The 6-foot-7, 217-pound shooting guard is as skilled as he is smart and tough, and, while not the fleetest of foot, he has raced to the top of NBA draft boards just the same.
He averages 14.4 points per game, flirts with membership in the velvet-roped 50-40-90 club — 48 percent field goal percentage, 40 percent 3-point percentage, 91 percent free-throw percentage — and plays with a contagious joy and energy, unofficially leading the country in floor burns.

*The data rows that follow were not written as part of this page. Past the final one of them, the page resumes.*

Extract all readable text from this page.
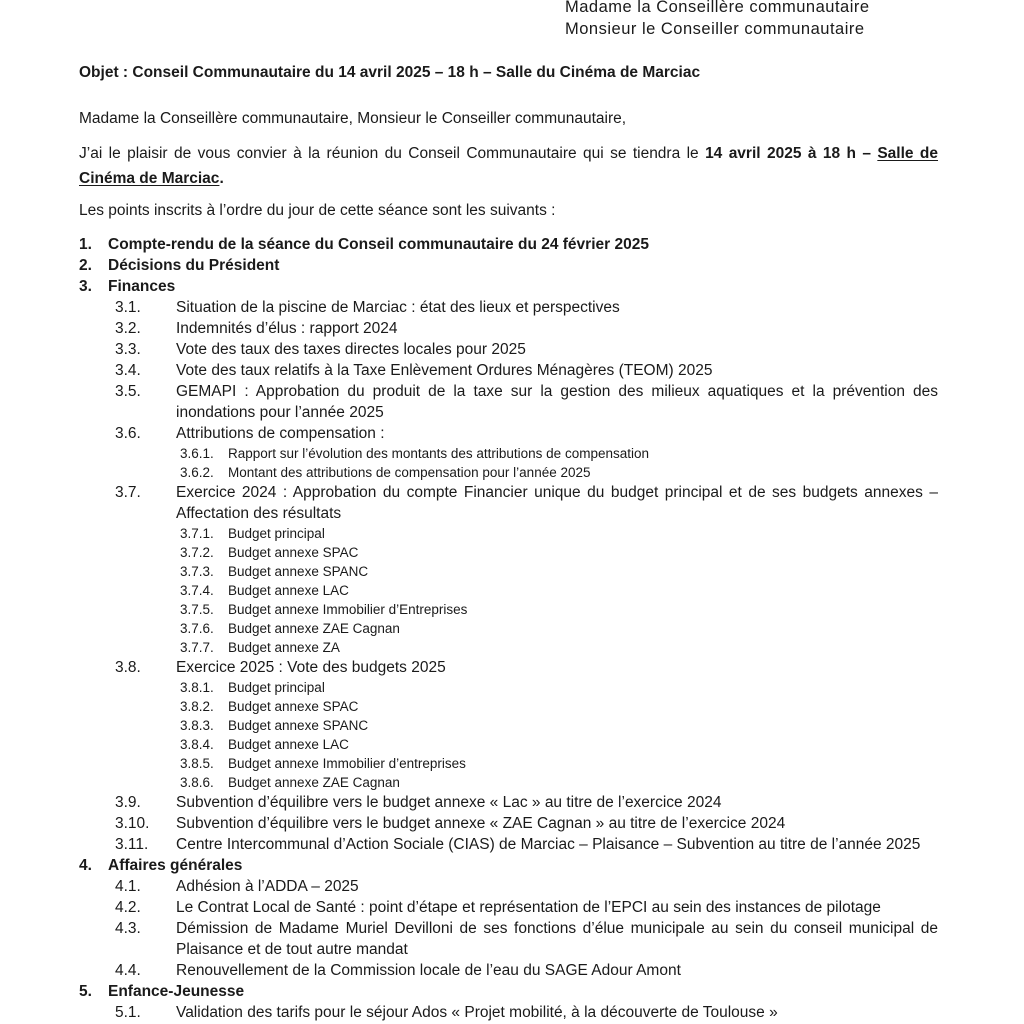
Madame la Conseillère communautaire
Monsieur le Conseiller communautaire

Objet : Conseil Communautaire du 14 avril 2025 – 18 h – Salle du Cinéma de Marciac

Madame la Conseillère communautaire, Monsieur le Conseiller communautaire,

J’ai le plaisir de vous convier à la réunion du Conseil Communautaire qui se tiendra le 14 avril 2025 à 18 h – Salle de Cinéma de Marciac.

Les points inscrits à l’ordre du jour de cette séance sont les suivants :

1.	Compte-rendu de la séance du Conseil communautaire du 24 février 2025
2.	Décisions du Président
3.	Finances
3.1.	Situation de la piscine de Marciac : état des lieux et perspectives
3.2.	Indemnités d’élus : rapport 2024
3.3.	Vote des taux des taxes directes locales pour 2025
3.4.	Vote des taux relatifs à la Taxe Enlèvement Ordures Ménagères (TEOM) 2025
3.5.	GEMAPI : Approbation du produit de la taxe sur la gestion des milieux aquatiques et la prévention des inondations pour l’année 2025
3.6.	Attributions de compensation :
3.6.1.	Rapport sur l’évolution des montants des attributions de compensation
3.6.2.	Montant des attributions de compensation pour l’année 2025
3.7.	Exercice 2024 : Approbation du compte Financier unique du budget principal et de ses budgets annexes – Affectation des résultats
3.7.1.	Budget principal
3.7.2.	Budget annexe SPAC
3.7.3.	Budget annexe SPANC
3.7.4.	Budget annexe LAC
3.7.5.	Budget annexe Immobilier d’Entreprises
3.7.6.	Budget annexe ZAE Cagnan
3.7.7.	Budget annexe ZA
3.8.	Exercice 2025 : Vote des budgets 2025
3.8.1.	Budget principal
3.8.2.	Budget annexe SPAC
3.8.3.	Budget annexe SPANC
3.8.4.	Budget annexe LAC
3.8.5.	Budget annexe Immobilier d’entreprises
3.8.6.	Budget annexe ZAE Cagnan
3.9.	Subvention d’équilibre vers le budget annexe « Lac » au titre de l’exercice 2024
3.10.	Subvention d’équilibre vers le budget annexe « ZAE Cagnan » au titre de l’exercice 2024
3.11.	Centre Intercommunal d’Action Sociale (CIAS) de Marciac – Plaisance – Subvention au titre de l’année 2025
4.	Affaires générales
4.1.	Adhésion à l’ADDA – 2025
4.2.	Le Contrat Local de Santé : point d’étape et représentation de l’EPCI au sein des instances de pilotage
4.3.	Démission de Madame Muriel Devilloni de ses fonctions d’élue municipale au sein du conseil municipal de Plaisance et de tout autre mandat
4.4.	Renouvellement de la Commission locale de l’eau du SAGE Adour Amont
5.	Enfance-Jeunesse
5.1.	Validation des tarifs pour le séjour Ados « Projet mobilité, à la découverte de Toulouse »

(How contagious? Two years ago, Race Kowalczyk, a D-I prospect at St. John’s Jesuit, saw the rewards of his cousin’s work ethic and began training three times a day, from before dawn at the Titan Dome to after dark at Savage Arena, with practice in between. Race kept improving — he just enjoyed an all-state junior season — but not before sustaining a stress fracture. “It was probably too much," Tod said.)
Anyway …
As a fan as much as an uncle, Tod could not be more impressed. Neither could the other Coach K.
“Outside of Flagg, the next best player in the [ACC] is Kon Knueppel,” former Duke coach Mike Krzyzewski said on his Sirius XM radio show. “I really love that kid. His ability to get the loose ball, grab offensive rebounds, or get on the floor is incredible. He can really shoot it, he's tough, plays defense.”
Even more, Knueppel has shown a flair for the big stage, his game rising with the stakes. He was the MVP of the ACC tournament and led Duke with 21 points and five assists in its Elite Eight rout of Alabama.
No one in his cheering section or beyond will be surprised if one more shining moment awaits in San Antonio.
“I remember when we brought Race home from the hospital and Kon II was there in his little footie pajamas,” said Julie Kowalczyk, who met Tod in Green Bay, where he got his first head coaching job in 2002. “Just to see him now reaching all these goals and having so much success, it's so much to watch. He’s such a good kid, too.”
As for that possible Toledo game at Duke, stay tuned.
If it doesn’t happen next season, remember there are four more Knueppel boys on the way. Toledo recently became the first school to offer Kager, a prep sophomore.
“Maybe,” Chari said with a laugh, “another one of our kids can get to Duke, and we can make that game happen.”